In questo clima i partiti antifascisti friulani (e più ancora i giuliani) che sentono vivi i problemi di confine assumono posizioni spesso dissonanti rispetto agli indirizzi politici nazionali. La nostra regione, per l'importanza delle questioni in gioco, diventa banco di prova dei partiti stessi, costringendoli a uscire subito allo scoperto su alcune tematiche che altrove saranno proprie del dopoguerra.
La Resistenza friulana si segnala infine per una serie di priorità indiscutibili che vanno dall'aver creato l'unico distaccamento italiano sorto prima dell'armistizio, alla rapida strutturazione dei reparti garibaldini in battaglioni e brigate (quando altrove si concepiva la lotta solo per piccole bande), dalla costituzione della prima brigata italiana (la Garibaldi «Friuli»), alla prima grande battaglia contro i tedeschi (Gorizia - 12/19settembre 1943) sostenuta dagli operai a fianco degli sloveni.
Né si può tecere dei veri trattati internazionali stipulati dai garibaldini con il IX Corpus d'armata sloveno o la creazione di grandi zone libere come la Repubblica della Carnia e del Friuli che, con il suo governo civile e le sue leggi, anticipa la Costituzione repubblicana.
Il Friuli ha il vanto di aver iniziato la Resistenza italiana e il triste privilegio di aver esultato per ultimo della liberazione che qui avviene nella prima decade di maggio.
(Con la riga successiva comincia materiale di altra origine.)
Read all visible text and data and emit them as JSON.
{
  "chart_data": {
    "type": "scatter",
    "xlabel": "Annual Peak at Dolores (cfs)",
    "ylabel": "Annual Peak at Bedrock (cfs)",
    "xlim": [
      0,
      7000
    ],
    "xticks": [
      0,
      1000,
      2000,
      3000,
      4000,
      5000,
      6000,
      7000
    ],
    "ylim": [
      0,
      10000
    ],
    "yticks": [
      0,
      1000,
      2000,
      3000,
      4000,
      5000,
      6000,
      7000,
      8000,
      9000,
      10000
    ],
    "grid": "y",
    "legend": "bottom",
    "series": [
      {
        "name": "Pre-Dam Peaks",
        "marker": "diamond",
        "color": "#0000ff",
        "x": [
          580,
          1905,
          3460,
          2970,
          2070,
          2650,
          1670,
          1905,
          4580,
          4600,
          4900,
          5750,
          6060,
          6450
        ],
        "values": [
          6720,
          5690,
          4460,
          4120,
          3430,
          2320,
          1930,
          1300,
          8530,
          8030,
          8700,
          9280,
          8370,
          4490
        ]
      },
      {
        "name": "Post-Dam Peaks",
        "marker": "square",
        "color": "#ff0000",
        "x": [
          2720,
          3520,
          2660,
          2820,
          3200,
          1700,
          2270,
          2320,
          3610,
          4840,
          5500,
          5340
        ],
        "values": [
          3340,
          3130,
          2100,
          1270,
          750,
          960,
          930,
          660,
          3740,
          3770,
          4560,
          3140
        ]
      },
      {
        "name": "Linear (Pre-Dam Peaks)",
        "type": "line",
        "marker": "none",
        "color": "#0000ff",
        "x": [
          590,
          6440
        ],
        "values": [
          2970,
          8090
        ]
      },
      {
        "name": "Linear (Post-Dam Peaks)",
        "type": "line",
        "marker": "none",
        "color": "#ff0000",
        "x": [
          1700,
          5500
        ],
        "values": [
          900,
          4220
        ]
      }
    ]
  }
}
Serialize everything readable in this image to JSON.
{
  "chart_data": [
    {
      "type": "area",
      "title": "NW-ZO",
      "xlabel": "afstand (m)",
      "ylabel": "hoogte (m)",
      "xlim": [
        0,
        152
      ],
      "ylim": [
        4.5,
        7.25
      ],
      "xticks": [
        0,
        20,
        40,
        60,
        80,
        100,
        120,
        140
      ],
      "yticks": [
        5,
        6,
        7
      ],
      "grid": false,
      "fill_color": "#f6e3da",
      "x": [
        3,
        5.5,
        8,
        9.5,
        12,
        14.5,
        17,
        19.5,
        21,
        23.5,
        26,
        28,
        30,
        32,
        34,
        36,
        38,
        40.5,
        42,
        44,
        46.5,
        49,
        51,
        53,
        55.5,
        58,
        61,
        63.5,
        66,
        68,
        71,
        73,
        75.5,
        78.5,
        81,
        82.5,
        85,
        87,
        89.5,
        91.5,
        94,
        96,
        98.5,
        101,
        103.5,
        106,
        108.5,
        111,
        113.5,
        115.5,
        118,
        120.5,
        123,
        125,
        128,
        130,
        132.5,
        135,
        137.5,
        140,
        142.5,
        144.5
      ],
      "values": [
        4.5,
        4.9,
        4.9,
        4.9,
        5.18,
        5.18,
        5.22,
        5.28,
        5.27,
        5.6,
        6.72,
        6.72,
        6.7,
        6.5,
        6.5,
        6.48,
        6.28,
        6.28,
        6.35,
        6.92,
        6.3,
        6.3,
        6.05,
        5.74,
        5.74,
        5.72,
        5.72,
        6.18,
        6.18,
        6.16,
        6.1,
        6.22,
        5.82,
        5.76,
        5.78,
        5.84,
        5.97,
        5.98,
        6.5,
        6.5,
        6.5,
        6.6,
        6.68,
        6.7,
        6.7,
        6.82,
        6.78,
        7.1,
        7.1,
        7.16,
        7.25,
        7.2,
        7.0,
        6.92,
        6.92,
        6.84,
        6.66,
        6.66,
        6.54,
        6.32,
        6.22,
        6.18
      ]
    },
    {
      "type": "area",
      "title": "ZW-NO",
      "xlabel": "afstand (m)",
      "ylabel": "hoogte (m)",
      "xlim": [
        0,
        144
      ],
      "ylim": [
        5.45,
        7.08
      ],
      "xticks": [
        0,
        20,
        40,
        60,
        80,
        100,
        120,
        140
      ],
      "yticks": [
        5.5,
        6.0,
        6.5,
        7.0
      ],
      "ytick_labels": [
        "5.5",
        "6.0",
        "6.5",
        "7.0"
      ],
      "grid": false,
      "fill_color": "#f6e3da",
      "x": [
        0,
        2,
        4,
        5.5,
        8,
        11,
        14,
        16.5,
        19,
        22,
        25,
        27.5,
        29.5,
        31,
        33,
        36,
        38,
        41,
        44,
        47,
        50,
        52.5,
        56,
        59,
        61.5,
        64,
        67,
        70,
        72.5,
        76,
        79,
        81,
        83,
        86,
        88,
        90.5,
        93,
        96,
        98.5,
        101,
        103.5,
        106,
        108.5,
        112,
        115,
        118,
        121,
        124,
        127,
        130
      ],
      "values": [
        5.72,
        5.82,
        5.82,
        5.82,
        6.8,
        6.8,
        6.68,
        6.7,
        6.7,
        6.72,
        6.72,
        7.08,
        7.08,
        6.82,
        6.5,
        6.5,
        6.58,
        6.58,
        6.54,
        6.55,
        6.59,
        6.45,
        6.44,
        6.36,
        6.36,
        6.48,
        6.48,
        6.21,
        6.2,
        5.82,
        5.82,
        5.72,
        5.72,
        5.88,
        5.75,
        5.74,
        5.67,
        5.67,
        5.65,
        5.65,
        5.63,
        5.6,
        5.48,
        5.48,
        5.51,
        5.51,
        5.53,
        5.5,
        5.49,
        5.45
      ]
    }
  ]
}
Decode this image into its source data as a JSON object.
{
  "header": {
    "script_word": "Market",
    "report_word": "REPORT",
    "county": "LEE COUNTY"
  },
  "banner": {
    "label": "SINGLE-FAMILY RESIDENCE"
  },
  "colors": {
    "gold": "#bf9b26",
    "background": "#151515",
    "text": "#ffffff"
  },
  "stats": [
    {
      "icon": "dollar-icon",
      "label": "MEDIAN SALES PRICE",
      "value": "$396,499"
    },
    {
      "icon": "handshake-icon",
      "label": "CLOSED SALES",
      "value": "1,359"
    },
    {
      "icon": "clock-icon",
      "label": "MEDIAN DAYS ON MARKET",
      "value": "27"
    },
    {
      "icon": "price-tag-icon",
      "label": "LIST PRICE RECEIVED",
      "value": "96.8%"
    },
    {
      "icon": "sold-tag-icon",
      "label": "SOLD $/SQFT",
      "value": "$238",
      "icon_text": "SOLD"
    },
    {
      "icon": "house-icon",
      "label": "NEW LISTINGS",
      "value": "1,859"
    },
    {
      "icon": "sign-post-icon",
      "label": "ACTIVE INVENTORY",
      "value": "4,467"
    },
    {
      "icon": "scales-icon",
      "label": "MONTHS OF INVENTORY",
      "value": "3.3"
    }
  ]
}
I limiti territoriali della Resistenza friulana sono quelli entro i quali si formano ed operano forze politiche e reparti partigiani che per iniziativa e organizzazione hanno matrice friulana, anche se travalicano i confini amministrativi della Regione. Coincidono, grosso modo, con le attuali province di Udine, Pordenone e Gorizia, e tratti delle province limitrofe di Belluno, Treviso, Venezia e Trieste. Il limite va preso con la dovuta elasticità per inquadrare la Resistenza locale nel contesto di quella triveneta, nazionale ed anche estera (segnatamente di quella slovena) e nella cornice europea della guerra condotta dagli Alleati. Dal punto di vista cronologico il periodo considerato va dall'8 settembre 1943 ai primi di maggio del 1945. Dato per scontato che la resistenza al fascismo nasce col fascismo stesso, è adottato il concetto più ristretto di Resistenza come "lotta armata", che inizia appunto dopo l'armistizio.
IL RUOLO DEL PARTITO COMUNISTA ITALIANO E DEL MOVIMENTO DI
LIBERAZIONE JUGOSLAVO NELLE ORIGINI DELLA RESISTENZA FRIULANA.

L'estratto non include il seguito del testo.